Figures 1 and 2 were very helpful in understanding the configuration of the instrument.
l.132: What was the flow rate used? How long did washing out and stabilization take?
l.148: what concentration of BSA was used?
l.153-154: How long was the immunocomplex formation step? Was the flow stopped during this step?
l.155: How long was the washing step?
l.159: How long was the regeneration step with HCl?
General: at what time point were the measurements taken? From Figure 4 and Figure 6 it looks like the values were collected at a timepoint somewhere between 10 and 12 min after injection, but I did not see it specified in the text.
Figure 5: suggest “Effect of primary antibody concentration…”

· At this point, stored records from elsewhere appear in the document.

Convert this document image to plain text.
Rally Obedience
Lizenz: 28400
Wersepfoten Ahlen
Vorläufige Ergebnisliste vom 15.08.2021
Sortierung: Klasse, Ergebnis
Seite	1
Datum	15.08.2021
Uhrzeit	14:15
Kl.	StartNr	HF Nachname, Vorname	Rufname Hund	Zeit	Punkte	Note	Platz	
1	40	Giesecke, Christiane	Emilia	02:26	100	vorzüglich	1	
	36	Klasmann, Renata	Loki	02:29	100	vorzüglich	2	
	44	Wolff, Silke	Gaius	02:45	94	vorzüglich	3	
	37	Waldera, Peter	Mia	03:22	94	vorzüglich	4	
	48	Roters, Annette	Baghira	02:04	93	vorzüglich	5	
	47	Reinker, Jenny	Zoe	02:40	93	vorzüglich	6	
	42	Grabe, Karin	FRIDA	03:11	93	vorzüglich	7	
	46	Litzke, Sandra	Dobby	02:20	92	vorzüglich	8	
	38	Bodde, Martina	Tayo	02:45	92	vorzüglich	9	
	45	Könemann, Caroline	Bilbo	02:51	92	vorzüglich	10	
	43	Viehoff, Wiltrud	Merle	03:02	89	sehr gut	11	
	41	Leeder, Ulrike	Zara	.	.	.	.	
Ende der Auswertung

Figure 8: Check the units used in the figure. They are ug/mL here, but ng/mL in Figure 9, which means they could be off by 1000-fold (?)
Figure 9: This figure is the culmination of much of the work presented in the manuscript. What do the error bars represent? How many replicates were used? Were they replicate samples or replicate injections of the same samples? Were the data collected on one day, or collected on multiple days?
l.294: suggest “…the ELISA reference method using the same anti-sera. The selectivity…”
l.298: I suggest removing the word “cheap” from the description here. There was no data presented on the costs of the assay compared to the costs of other methods, so there is no basis for saying it is less expensive.
Author Response
Please see the attachment.
Author Response File: Author Response.pdf
Round 2
Reviewer 1 Report
Authors responded my comments well and I agreed it could be accepted in the present status.